There were lots of lovely things to see on this journey, the May blossom was glorious

And some not quite so pretty but still made us smile

It was only after we’d cruised past that we realised this boater had his trousers down, probably a good job I didn’t zoom in for the photo.

And of course every spring post should have an obligatory lamb

Round the bend at Napton

When Brindley was building the Oxford Canal back in late 1700’s he favoured following the contours of the land when planning it’s route. Its a very twisty canal and you never know if you’ll be facing north south east or west. Which is why the windmill on the skyline is such a landmark.

Even when we got to the locks it’s just about visible, if you know where to look.


We got a lovely surprise at the locks, there were 2 volunteer lockies waiting to help us along. Not only that, one of them greeted us by name, it turned out to be Bill from Beltaine Spirit, Braidbar 168. Bill came though all the locks with us and lots of chatting was done an route.

Unfortunately I’d gone ahead to set the last lock so didn’t get a chance to say Thank you to Bill before he turned to help the oncoming boat back down. So if you’re reading this, Thank you Bill.

We did the 7 Halton locks and the 2 at Marston Doles before we moored up to enjoy the sunshine.



Napton on the Hill

The first place you arrive at going down the South Oxford, is Napton on the Hill, although the village itself is just over the hill. Not being deterred by the strange yellow object in the sky, I thought I’d go exploring in the hope of finding some refreshment.

This pub, imaginatively named “the Bridge” has sadly closed down but it is being renovated into a rather nice home.  I left the tow path and followed the signs pointing towards the windmill. And as I climbed up and up and up I was able to sit on these fabulous rocks to look out over the vista.

It looked like I could see for miles and miles, although it was too hazy for the photo to pick up, I could see the Rugby cement works well over 10 miles away as the crow flies.

I eventually made it up to the windmill, which is also now part of a private home so not accessible to the public.
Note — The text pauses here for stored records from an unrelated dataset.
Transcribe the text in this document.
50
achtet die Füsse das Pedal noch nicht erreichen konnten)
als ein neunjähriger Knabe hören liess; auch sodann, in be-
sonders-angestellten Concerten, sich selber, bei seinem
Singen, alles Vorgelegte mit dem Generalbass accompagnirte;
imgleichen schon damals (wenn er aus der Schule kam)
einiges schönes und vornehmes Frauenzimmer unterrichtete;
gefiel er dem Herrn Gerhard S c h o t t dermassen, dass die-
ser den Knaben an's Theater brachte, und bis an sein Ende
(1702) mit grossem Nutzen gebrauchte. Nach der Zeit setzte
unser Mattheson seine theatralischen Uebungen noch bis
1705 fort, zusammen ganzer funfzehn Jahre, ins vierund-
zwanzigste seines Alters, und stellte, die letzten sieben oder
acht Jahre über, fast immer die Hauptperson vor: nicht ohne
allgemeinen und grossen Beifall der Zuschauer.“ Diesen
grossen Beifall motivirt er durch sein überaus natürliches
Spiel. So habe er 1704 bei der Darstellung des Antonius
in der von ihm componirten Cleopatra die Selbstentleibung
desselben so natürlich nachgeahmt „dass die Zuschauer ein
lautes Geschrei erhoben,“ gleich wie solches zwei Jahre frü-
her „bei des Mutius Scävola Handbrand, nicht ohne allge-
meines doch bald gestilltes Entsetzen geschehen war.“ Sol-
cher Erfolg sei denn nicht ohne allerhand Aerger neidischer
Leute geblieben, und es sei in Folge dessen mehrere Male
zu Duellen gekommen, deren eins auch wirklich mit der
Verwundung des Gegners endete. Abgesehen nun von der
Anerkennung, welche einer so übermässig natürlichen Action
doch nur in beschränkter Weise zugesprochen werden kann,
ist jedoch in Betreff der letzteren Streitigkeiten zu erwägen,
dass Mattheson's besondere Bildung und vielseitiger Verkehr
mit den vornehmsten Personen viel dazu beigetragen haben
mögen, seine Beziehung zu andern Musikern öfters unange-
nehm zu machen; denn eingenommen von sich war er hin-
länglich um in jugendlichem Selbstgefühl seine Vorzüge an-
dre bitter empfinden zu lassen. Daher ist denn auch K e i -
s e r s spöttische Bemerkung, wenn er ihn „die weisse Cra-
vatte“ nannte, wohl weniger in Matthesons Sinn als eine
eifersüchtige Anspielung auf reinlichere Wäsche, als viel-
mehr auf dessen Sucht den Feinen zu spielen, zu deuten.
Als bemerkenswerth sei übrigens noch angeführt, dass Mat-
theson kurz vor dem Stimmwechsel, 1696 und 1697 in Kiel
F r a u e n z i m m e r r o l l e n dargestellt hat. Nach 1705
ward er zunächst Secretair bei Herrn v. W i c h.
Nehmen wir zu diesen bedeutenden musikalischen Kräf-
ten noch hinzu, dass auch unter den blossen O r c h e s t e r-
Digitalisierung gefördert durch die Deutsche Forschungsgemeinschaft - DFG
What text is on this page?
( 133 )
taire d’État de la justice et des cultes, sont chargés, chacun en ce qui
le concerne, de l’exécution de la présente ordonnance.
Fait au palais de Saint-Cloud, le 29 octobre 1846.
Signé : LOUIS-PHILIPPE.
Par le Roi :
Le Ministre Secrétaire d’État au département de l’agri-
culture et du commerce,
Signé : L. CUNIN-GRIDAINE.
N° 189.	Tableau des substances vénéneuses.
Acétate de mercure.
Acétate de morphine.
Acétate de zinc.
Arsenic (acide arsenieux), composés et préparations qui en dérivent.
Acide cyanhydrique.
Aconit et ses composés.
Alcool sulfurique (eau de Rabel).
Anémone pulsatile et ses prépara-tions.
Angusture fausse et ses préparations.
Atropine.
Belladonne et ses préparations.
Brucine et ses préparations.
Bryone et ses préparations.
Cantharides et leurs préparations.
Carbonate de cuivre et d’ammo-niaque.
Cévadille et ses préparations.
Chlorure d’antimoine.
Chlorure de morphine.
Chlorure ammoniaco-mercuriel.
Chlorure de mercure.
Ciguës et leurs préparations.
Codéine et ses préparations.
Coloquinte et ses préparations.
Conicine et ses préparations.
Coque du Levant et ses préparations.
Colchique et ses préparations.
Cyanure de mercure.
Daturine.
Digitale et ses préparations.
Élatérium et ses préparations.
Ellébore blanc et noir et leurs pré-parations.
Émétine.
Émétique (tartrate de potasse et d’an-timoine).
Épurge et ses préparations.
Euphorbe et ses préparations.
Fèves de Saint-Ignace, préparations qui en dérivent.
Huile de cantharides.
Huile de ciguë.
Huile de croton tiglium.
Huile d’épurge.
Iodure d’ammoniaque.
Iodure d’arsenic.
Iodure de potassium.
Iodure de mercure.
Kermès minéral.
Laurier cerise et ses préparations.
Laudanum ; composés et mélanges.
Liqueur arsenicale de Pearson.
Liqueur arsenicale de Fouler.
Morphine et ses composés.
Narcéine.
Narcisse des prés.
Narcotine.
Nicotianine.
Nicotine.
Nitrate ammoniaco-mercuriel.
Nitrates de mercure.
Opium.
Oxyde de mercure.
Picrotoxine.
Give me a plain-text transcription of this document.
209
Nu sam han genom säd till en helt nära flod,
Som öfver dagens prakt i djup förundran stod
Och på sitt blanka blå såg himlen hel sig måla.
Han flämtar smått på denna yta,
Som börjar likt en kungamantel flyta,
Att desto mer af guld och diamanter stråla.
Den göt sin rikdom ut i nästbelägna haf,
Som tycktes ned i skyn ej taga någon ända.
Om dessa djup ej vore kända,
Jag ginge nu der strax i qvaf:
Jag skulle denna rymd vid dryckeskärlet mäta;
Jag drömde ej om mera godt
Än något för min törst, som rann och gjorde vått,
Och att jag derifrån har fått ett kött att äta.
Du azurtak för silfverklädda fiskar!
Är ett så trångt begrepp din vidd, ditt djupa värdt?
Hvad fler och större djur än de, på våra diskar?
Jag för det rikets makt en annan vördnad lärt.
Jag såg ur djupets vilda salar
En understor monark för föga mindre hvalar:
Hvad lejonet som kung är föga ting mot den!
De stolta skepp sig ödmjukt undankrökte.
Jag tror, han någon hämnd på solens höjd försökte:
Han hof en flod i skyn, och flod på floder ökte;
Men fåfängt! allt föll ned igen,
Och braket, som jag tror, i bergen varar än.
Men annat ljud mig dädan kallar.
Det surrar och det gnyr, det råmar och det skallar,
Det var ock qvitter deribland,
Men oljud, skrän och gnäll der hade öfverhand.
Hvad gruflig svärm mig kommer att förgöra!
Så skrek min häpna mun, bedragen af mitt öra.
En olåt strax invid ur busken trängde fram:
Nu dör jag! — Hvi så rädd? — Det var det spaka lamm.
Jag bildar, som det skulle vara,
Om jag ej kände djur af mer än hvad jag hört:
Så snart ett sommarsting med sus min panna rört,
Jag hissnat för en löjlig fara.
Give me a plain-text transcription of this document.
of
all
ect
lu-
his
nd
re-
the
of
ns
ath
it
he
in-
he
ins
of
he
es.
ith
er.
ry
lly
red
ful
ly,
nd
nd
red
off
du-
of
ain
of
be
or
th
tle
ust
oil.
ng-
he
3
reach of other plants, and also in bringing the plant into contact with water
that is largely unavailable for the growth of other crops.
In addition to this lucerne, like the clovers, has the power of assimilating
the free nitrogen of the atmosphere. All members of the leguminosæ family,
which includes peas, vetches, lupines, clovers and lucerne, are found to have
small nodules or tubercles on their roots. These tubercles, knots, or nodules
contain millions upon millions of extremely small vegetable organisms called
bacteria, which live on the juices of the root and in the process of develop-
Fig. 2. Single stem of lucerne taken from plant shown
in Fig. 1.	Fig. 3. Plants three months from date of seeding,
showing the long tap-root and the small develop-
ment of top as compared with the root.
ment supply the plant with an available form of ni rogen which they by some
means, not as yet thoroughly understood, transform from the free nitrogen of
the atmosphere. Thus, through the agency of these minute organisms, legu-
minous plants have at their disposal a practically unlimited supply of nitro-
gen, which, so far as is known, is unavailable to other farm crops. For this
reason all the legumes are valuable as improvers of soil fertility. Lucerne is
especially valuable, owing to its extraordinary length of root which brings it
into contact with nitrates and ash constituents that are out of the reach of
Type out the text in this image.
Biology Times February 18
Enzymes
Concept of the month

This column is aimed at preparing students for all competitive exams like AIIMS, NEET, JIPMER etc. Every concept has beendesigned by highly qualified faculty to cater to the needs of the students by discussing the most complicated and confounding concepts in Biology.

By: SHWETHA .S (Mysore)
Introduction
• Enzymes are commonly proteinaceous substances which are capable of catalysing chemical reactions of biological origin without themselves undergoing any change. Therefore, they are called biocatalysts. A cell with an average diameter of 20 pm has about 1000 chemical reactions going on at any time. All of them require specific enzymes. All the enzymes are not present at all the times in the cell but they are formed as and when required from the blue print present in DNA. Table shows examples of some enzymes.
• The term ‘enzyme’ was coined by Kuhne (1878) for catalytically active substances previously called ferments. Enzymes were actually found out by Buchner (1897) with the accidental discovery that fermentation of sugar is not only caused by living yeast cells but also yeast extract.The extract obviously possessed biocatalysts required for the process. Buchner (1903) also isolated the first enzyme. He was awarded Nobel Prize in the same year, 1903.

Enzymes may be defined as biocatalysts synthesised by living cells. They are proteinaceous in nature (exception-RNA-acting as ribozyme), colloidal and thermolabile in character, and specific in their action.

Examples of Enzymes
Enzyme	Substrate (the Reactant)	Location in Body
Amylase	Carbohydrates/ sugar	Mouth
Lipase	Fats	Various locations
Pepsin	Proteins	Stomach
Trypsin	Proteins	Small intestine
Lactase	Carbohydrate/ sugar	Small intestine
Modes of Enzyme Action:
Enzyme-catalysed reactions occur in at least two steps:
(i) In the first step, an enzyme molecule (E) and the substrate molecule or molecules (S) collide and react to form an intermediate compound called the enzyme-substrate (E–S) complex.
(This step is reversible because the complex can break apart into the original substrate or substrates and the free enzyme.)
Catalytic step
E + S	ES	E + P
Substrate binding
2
However there was a small commemorative garden, recognising  the service from the village during the second world war as Naptons elevation made it a key observation post.  The brow of the hill now has too many tall trees to see 360 degrees but I can imagine how terrifying it was to see the bombs being dropped on places like Coventry. 

I carried on walking down the lanes past the Norman church, saying hello to the sheep on the way

The sensible ones where taking it easy in the shade.


Onto the South Oxford

On Tuesday we woke to the what promised to be the first day of summer 

So we said goodbye to our Braunston moorings and set off under Butchers bridge (having first gone up to the butchers and stocked up on Braunston Bangers).

Under the twin iron bridges that so gracefully mark the entrance and exit to Braunston.

We’re never quite sure what this next stretch of canal is called, is it the South Oxford or the Grand Union. One day I’ll ask.

The weather really was glorious, too hot to be standing at the helm. So we moored up at Napton  for a late lunch and to soak up the heat.